Tuesday, July 3, 2012

Life's a little different for people living in enclaves

Location: Southwest corner of Fairfield
Population: About 2,000
Settled: About 1640
Area: about 2.5 square miles

Formerly called Mill River, the village of Southport is among the oldest in New England. It was settled after the Great Swamp Fight of 1637, the last battle of the Pequot War. According an account by Capt. John Mason, it ended with about 180 Pequots being taken as captives. Whatever became of them isn't clear, although their fate was likely a grim one at best.
"The Pequot War was a very grisly episode in Connecticut's history," said Elizabeth Rose, a historian at the Fairfield Museum and History Center. Mill River prospered after that, Rose said, becoming the home to sea captains and merchants. By the mid 1800s, there was an attempt made at breaking away from Fairfield -- spurred on Bridgeport's successful split from Fairfield and Stratford in 1836.
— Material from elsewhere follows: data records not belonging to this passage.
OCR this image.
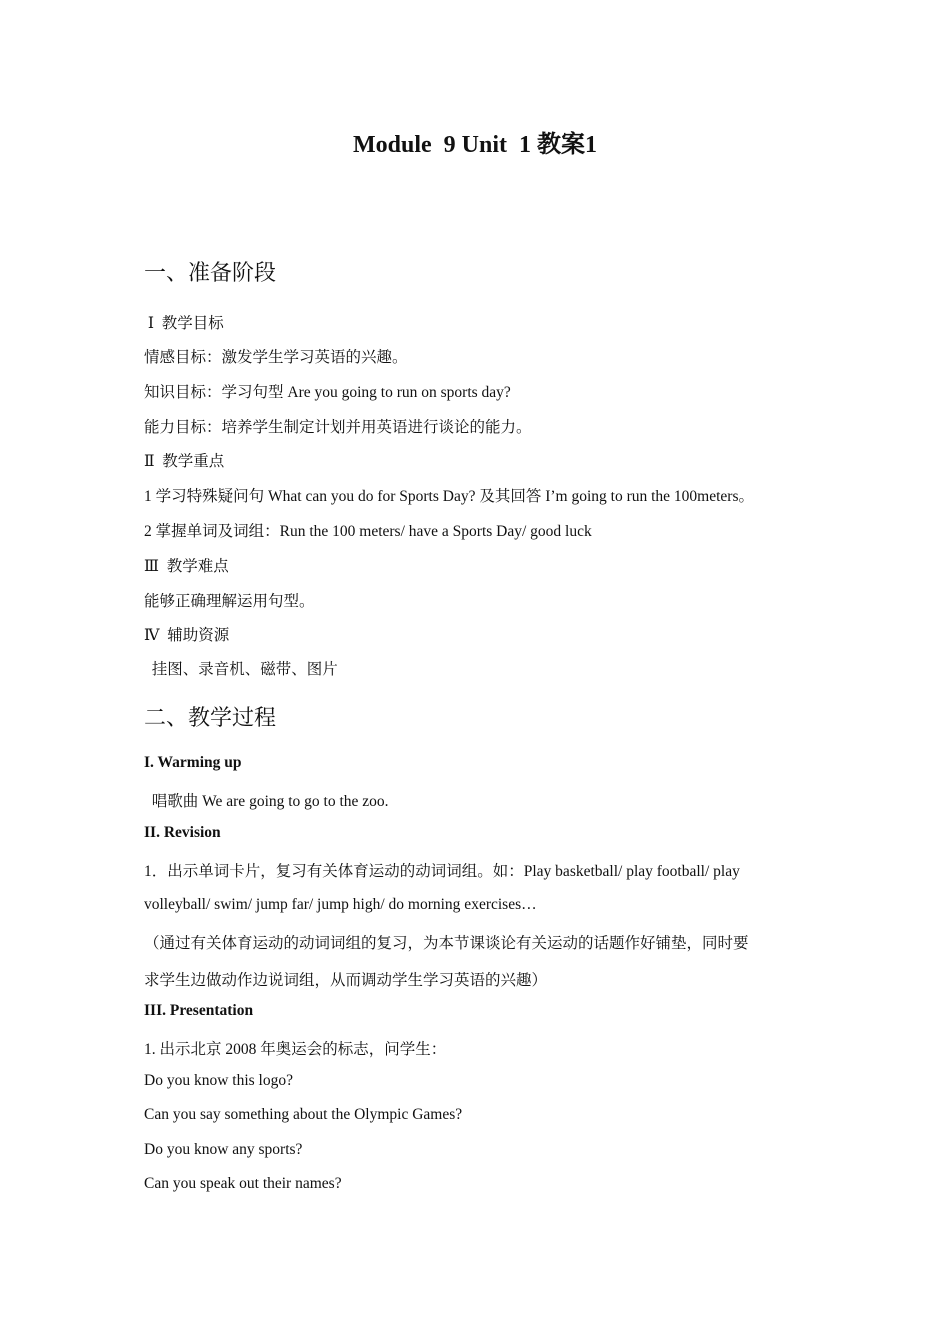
Module  9 Unit  1 教案1
一、准备阶段
Ⅰ  教学目标
情感目标：激发学生学习英语的兴趣。
知识目标：学习句型 Are you going to run on sports day?
能力目标：培养学生制定计划并用英语进行谈论的能力。
Ⅱ  教学重点
1 学习特殊疑问句 What can you do for Sports Day? 及其回答 I’m going to run the 100meters。
2 掌握单词及词组：Run the 100 meters/ have a Sports Day/ good luck
Ⅲ  教学难点
能够正确理解运用句型。
Ⅳ  辅助资源
挂图、录音机、磁带、图片
二、教学过程
I. Warming up
唱歌曲 We are going to go to the zoo.
II. Revision
1．出示单词卡片，复习有关体育运动的动词词组。如：Play basketball/ play football/ play
volleyball/ swim/ jump far/ jump high/ do morning exercises…
（通过有关体育运动的动词词组的复习，为本节课谈论有关运动的话题作好铺垫，同时要
求学生边做动作边说词组，从而调动学生学习英语的兴趣）
III. Presentation
1. 出示北京 2008 年奥运会的标志，问学生：
Do you know this logo?
Can you say something about the Olympic Games?
Do you know any sports?
Can you speak out their names?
By about 1830, Mill River had changed its name to Southport, and for about two decades it was an official borough, run by a panel of burgesses. But the effort to split from Fairfield ran out of steam, and in 1854, the burgesses agreed to disband altogether.
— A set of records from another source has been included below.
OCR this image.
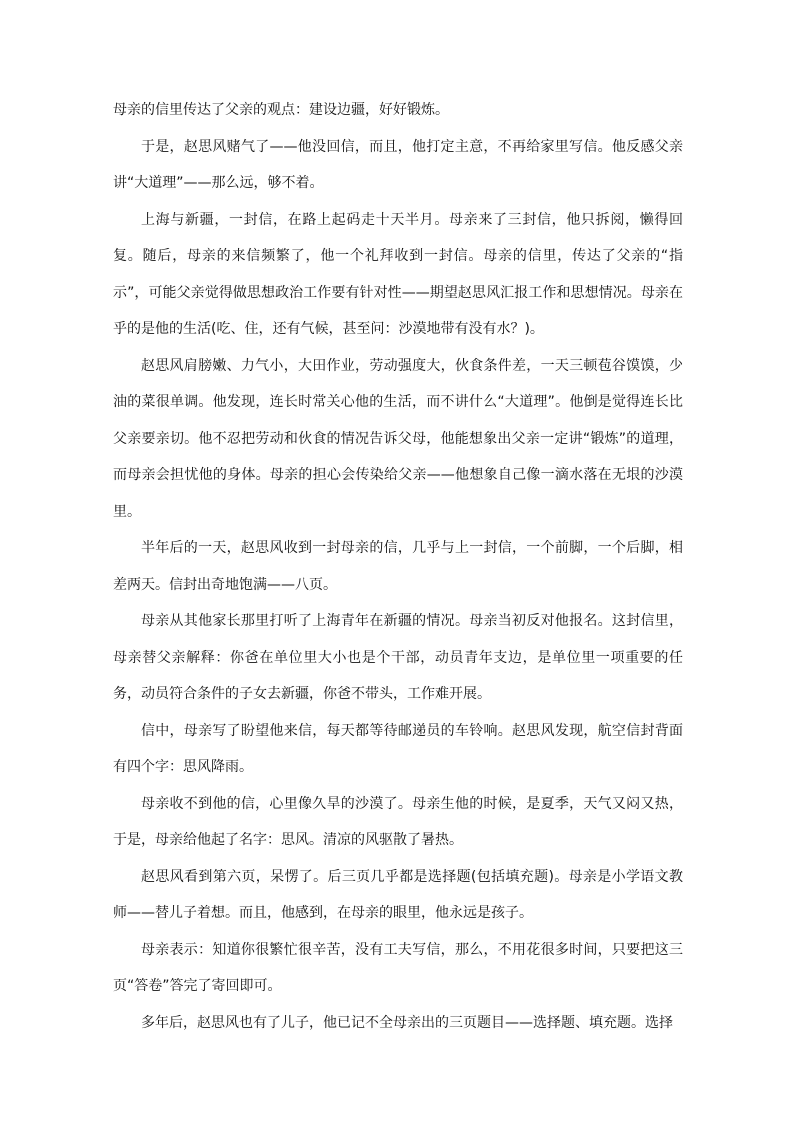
母亲的信里传达了父亲的观点：建设边疆，好好锻炼。

于是，赵思风赌气了——他没回信，而且，他打定主意，不再给家里写信。他反感父亲讲“大道理”——那么远，够不着。

上海与新疆，一封信，在路上起码走十天半月。母亲来了三封信，他只拆阅，懒得回复。随后，母亲的来信频繁了，他一个礼拜收到一封信。母亲的信里，传达了父亲的“指示”，可能父亲觉得做思想政治工作要有针对性——期望赵思风汇报工作和思想情况。母亲在乎的是他的生活(吃、住，还有气候，甚至问：沙漠地带有没有水？)。

赵思风肩膀嫩、力气小，大田作业，劳动强度大，伙食条件差，一天三顿苞谷馍馍，少油的菜很单调。他发现，连长时常关心他的生活，而不讲什么“大道理”。他倒是觉得连长比父亲要亲切。他不忍把劳动和伙食的情况告诉父母，他能想象出父亲一定讲“锻炼”的道理，而母亲会担忧他的身体。母亲的担心会传染给父亲——他想象自己像一滴水落在无垠的沙漠里。

半年后的一天，赵思风收到一封母亲的信，几乎与上一封信，一个前脚，一个后脚，相差两天。信封出奇地饱满——八页。

母亲从其他家长那里打听了上海青年在新疆的情况。母亲当初反对他报名。这封信里，母亲替父亲解释：你爸在单位里大小也是个干部，动员青年支边，是单位里一项重要的任务，动员符合条件的子女去新疆，你爸不带头，工作难开展。

信中，母亲写了盼望他来信，每天都等待邮递员的车铃响。赵思风发现，航空信封背面有四个字：思风降雨。

母亲收不到他的信，心里像久旱的沙漠了。母亲生他的时候，是夏季，天气又闷又热，于是，母亲给他起了名字：思风。清凉的风驱散了暑热。

赵思风看到第六页，呆愣了。后三页几乎都是选择题(包括填充题)。母亲是小学语文教师——替儿子着想。而且，他感到，在母亲的眼里，他永远是孩子。

母亲表示：知道你很繁忙很辛苦，没有工夫写信，那么，不用花很多时间，只要把这三页“答卷”答完了寄回即可。

多年后，赵思风也有了儿子，他已记不全母亲出的三页题目——选择题、填充题。选择
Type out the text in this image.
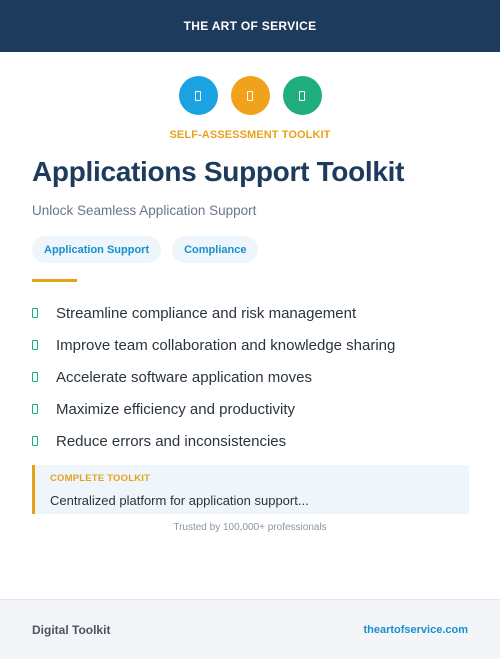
THE ART OF SERVICE
SELF-ASSESSMENT TOOLKIT
Applications Support Toolkit

Unlock Seamless Application Support

Application Support	Compliance
Streamline compliance and risk management
Improve team collaboration and knowledge sharing
Accelerate software application moves
Maximize efficiency and productivity
Reduce errors and inconsistencies
COMPLETE TOOLKIT
Centralized platform for application support...
Trusted by 100,000+ professionals
Digital Toolkit	theartofservice.com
As it has been since the early 1800s, Southport is home to the prosperous.
Wealthy, yes, but cutting edge? No.
The epicenter of the village is the Spic & Span Market, where owners Gregory and Lori Peck, both lifetime local people, run what might be described as a combination general store, delicatessen and grocery, with a little bit of a bodega tossed in for good measure.
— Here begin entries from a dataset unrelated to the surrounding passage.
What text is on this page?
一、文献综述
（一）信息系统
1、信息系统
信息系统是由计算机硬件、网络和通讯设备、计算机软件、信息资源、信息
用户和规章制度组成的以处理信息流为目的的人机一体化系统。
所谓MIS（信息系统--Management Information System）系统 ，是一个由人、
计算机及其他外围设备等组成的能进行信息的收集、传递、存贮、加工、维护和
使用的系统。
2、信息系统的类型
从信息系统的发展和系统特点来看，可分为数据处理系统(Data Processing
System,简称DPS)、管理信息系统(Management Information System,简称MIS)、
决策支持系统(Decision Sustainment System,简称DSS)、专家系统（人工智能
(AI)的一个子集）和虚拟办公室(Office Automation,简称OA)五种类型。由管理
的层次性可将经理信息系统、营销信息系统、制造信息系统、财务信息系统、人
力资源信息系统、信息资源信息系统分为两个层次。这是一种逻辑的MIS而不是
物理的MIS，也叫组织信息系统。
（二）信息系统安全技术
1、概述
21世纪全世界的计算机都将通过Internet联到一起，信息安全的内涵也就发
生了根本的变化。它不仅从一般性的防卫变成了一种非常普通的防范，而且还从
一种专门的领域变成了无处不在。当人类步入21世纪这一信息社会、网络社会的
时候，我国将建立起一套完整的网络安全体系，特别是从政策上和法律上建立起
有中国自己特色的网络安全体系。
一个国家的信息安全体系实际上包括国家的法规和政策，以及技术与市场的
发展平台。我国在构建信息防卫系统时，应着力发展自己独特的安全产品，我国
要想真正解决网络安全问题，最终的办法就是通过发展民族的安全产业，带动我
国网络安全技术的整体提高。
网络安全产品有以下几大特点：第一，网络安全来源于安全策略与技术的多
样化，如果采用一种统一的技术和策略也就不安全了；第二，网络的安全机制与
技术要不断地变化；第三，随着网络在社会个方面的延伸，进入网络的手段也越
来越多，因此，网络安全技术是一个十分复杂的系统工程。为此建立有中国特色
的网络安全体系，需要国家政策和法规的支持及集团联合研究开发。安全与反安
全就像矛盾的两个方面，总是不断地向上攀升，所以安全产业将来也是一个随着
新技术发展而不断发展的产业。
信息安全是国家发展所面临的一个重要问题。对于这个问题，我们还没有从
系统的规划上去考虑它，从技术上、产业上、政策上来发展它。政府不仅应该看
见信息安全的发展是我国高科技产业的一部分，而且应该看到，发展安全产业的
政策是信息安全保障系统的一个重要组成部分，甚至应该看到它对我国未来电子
"When we got the new scanning cash registers, everyone complained," said Lori Peck.
Indeed, when the movie "Revolutionary Road" was filmed there in 2007, there weren't a lot of changes that had to be made to either the market nor the corner of Pequot Avenue and Main Street, where it's located. The market's been there since 1928; the Pecks have owned it for the last three decades. Customers have included such bold-face types as Robert Ludlum, Don Imus, Marlo Thomas, Phil Donahue and the late Jason Robards.
"We have very loyal customers, and some of them have been coming here since they were kids. Now, we're seeing their grandchildren.
It's also one of the few retail establishments with charge accounts. No, not the kind with plastic magnetic-stripe cards. The kind where you tell the girl at the cash register your name, and you're sent a bill at the end of the month.